A Thing of Beauty by Peter Fiennes describes ‘Travels in Mythical and Modern Greece’ and places the Greek Gods in the context of modern-day Greece.
Here at Greece Travel Secrets we’re suckers, of course, for travel books about Greece. Our shelves are sagging with them. They include classics like Patrick Leigh Fermor, Lawrence Durrell, and Henry Miller, to more recent must-read titles like Eurydice Street and Wild Abandon. To this list can be added A Thing of Beauty by Peter Fiennes, an evocative and informative book whose sub-title sums it up: Travels in Mythical and Modern Greece.
Peter Fiennes used to be the publisher of London’s Time Out, the magazine and book publishers, and as such he says he says he spent years trying to create the perfect guidebook. Speaking as a guidebook author, I know that’s a laudable but impossible task.
He’s also an author, his books including Footnotes: A Journey Round Britain in the Company of Great Writers (shortlisted for an Edward Stanford Travel Writing Award), To War with God: The Army Chaplain who Lost his Faith, and Oak and Ash and Thorn: The Ancient Woods and New Forests of Britain. This last was chosen by The Guardian as a Best Nature Book of the Year.
You would therefore expect his new book about Greece to shine when it comes to the nature writing, and it certainly does, though that is only one part of its multi-faceted appeal.
It’s for anyone interested in the Greek Gods and their myths, the Greek countryside and wildlife, Greek politics and history, climate change and sustainable living, whether there’s any hope in the world today… and just how many Greek salads can one man eat? If you’re interested in more than one of those topics, it’s definitely the book for you.
It’s the theme of the Greek myths which holds the book together, though, as the author travels around the country visiting the places where some of the more famous myths are said to have taken place.
Beginning in Athens and ending in Epirus, via a drive around the Peloponnese, the author retells those myths as well as talking to present-day Greeks – some in pre-arranged meetings and others by chance – and asking everyone the question he’s most curious about: is there hope?
It’s a serious question although the book itself is far from sombre, as the author has a light touch and is extremely funny in places.
In fact A Thing of Beauty begins not in Athens but in Nottinghamshire in England. At Newstead Abbey, to be exact, the ancestral home of George Gordon Byron, 6th Baron Byron, better-known to the world as Lord Byron, poet and Grecophile.

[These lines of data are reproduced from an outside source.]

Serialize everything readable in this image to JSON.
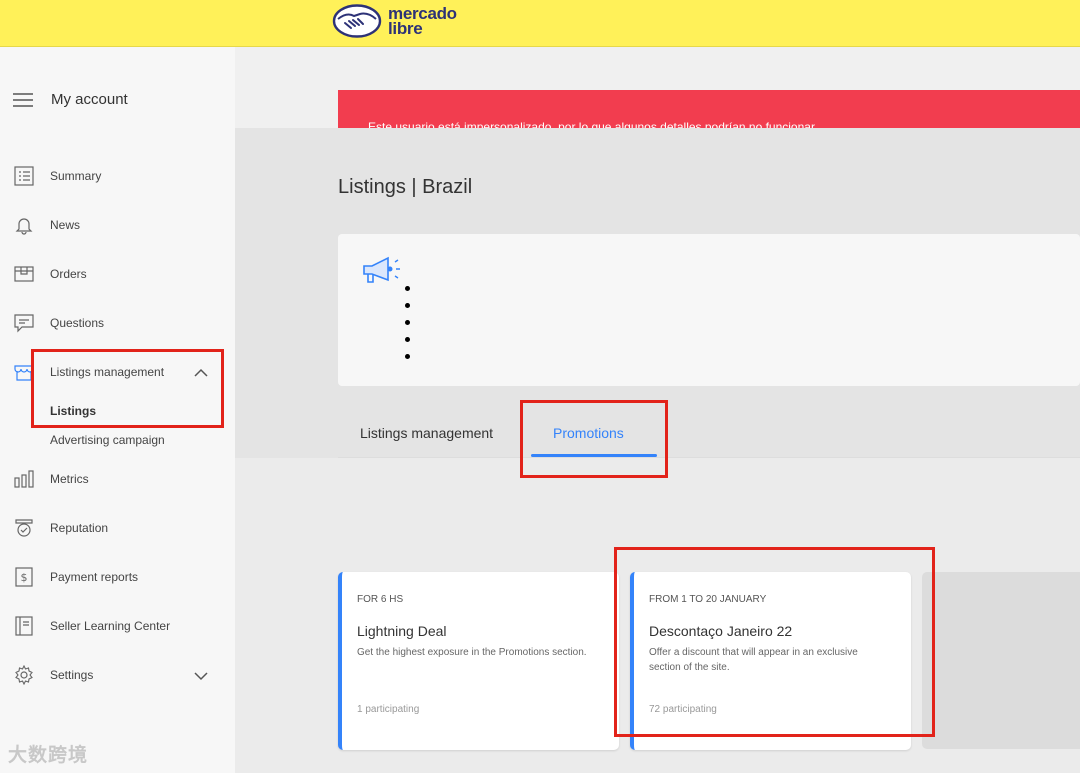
{
  "header": {
    "logo_line1": "mercado",
    "logo_line2": "libre",
    "logo_icon": "handshake-icon",
    "bg_color": "#fff159"
  },
  "sidebar": {
    "menu_label": "My account",
    "items": [
      {
        "label": "Summary",
        "icon": "summary-list-icon"
      },
      {
        "label": "News",
        "icon": "bell-icon"
      },
      {
        "label": "Orders",
        "icon": "box-icon"
      },
      {
        "label": "Questions",
        "icon": "chat-icon"
      },
      {
        "label": "Listings management",
        "icon": "store-icon",
        "expanded": true
      },
      {
        "label": "Metrics",
        "icon": "bar-chart-icon"
      },
      {
        "label": "Reputation",
        "icon": "badge-icon"
      },
      {
        "label": "Payment reports",
        "icon": "dollar-receipt-icon"
      },
      {
        "label": "Seller Learning Center",
        "icon": "book-icon"
      },
      {
        "label": "Settings",
        "icon": "gear-icon",
        "expanded": false
      }
    ],
    "sub_items": [
      {
        "label": "Listings",
        "active": true
      },
      {
        "label": "Advertising campaign",
        "active": false
      }
    ]
  },
  "alert": {
    "text": "Este usuario está impersonalizado, por lo que algunos detalles podrían no funcionar.",
    "color": "#f23d4f"
  },
  "page": {
    "title": "Listings | Brazil"
  },
  "notice": {
    "icon": "megaphone-icon"
  },
  "tabs": [
    {
      "label": "Listings management",
      "active": false
    },
    {
      "label": "Promotions",
      "active": true
    }
  ],
  "promotions": [
    {
      "tag": "FOR 6 HS",
      "title": "Lightning Deal",
      "description": "Get the highest exposure in the Promotions section.",
      "participating": "1 participating"
    },
    {
      "tag": "FROM 1 TO 20 JANUARY",
      "title": "Descontaço Janeiro 22",
      "description": "Offer a discount that will appear in an exclusive section of the site.",
      "participating": "72 participating"
    }
  ],
  "watermark": "大数跨境",
  "accent_color": "#3483fa",
  "highlight_color": "#e2231a"
}
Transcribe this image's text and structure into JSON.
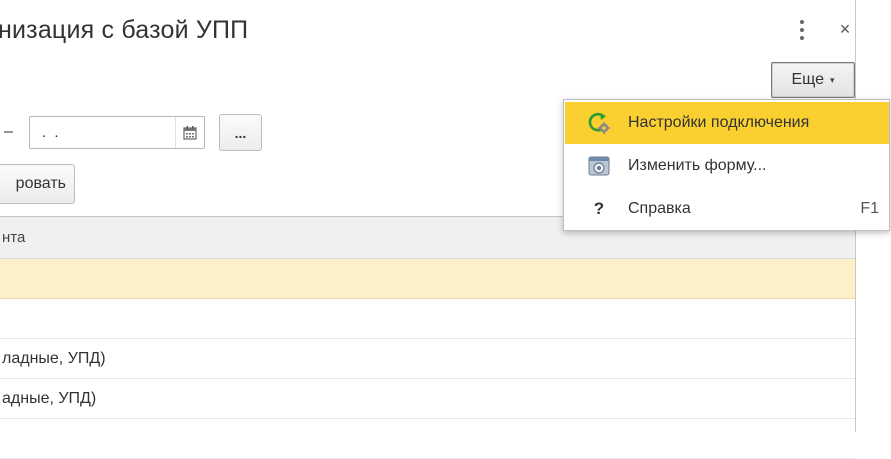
{
  "window": {
    "title": "низация с базой УПП",
    "more_icon": "vertical-dots-icon",
    "close_icon": "close-icon",
    "close_glyph": "×"
  },
  "toolbar": {
    "more_button_label": "Еще",
    "more_button_arrow": "▾"
  },
  "filter": {
    "dash": "–",
    "date_value": ". .",
    "calendar_icon": "calendar-icon",
    "select_button_label": "...",
    "action_button_label": "ровать"
  },
  "table": {
    "header": "нта",
    "rows": [
      {
        "text": "",
        "selected": true
      },
      {
        "text": "",
        "selected": false
      },
      {
        "text": "ладные, УПД)",
        "selected": false
      },
      {
        "text": "адные, УПД)",
        "selected": false
      },
      {
        "text": "",
        "selected": false
      }
    ]
  },
  "menu": {
    "items": [
      {
        "label": "Настройки подключения",
        "icon": "refresh-settings-icon",
        "shortcut": "",
        "active": true
      },
      {
        "label": "Изменить форму...",
        "icon": "form-settings-icon",
        "shortcut": "",
        "active": false
      },
      {
        "label": "Справка",
        "icon": "help-icon",
        "shortcut": "F1",
        "active": false
      }
    ]
  },
  "colors": {
    "menu_highlight": "#f9d030",
    "row_selected": "#fbf0c8",
    "header_bg": "#f0f0f0"
  }
}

The author’s travel plans were scuppered, or at least delayed, by the outbreak of Covid. But it’s thanks to this that we get a hugely entertaining chapter about Byron and his family, filled with salacious details, leading up to his love affair with Greece. Well, he’d had every other kind of love affair, why not with an entire country?
And while Covid is initially an impediment, it turns out to add what was probably an unexpected dimension to A Thing of Beauty. After all, it’s not in the least bit far-fetched to look upon the pandemic as a curse brought down on mankind by the Gods above, Greek or otherwise. This is another theme the author skillfully weaves into the tapestry of his story.
Renting a car, and leaving his wife and son behind after a few family days, the author drives around Greece visiting such places as Eleusis, Corinth, Mycenae, Epidavros, Olympia, Delphi (where he encounters an online Oracle), Messolonghi (where Byron, or at least his heart, is buried), and ultimately to the wilds of Epirus, a majestic landscape threatened by voracious oil developers and by fracking.
While dealing with the immortal and almighty Gods, the author proves himself to be all-too-human, and very self-deprecating with it. He manages to get lost several times while hiking during A Thing of Beauty, stumbles across German nudists on a beach (not quite literally), and when he has at last treated himself to a decent hotel for the all-important visit to Delphi, he ends up in the worst room in the building, with the smell of tobacco and the sound of conversation – which is seldom whispered in Greece – both wafting in from a ventilation shaft of some kind.
For me the book builds to the best part, towards the end, where the author visits Epirus. Here he meets up with an ornithologist contact, Julian Hoffman, who lives in Prespa, and we’re treated to sightings that show just how rich parts of Greece are in birds and other flora and fauna. Even the ornithologist is impressed ('Good Lord!') by what they see in the Ambracian Gulf, a stone’s throw, literally, from the airport at Preveza which brings holidaymakers in by the charter-flight planeload throughout a normal summer.
In this section I learned where I’m definitely going to eat if I ever find myself in Mitikas, just outside Preveza: the Doctor of Hunger steakhouse, it has to be. It’s also in Epirus, at the Monastery of Rodia, that the author and his ornithologist companion meet an eccentric elderly Greek man named Costas, who for some reason seems to be gathering cyclamen. As they’re about to leave, Costas hands them a bunch of cyclamen and tells them with great feeling: ‘Remember what men are here for. It is to share stories about the things that matter.’
It’s a wonderful summing-up of what’s important in life, and Peter Fiennes should be proud of himself that in A Thing of Beauty he has done just that. He’s shared stories about things that matter.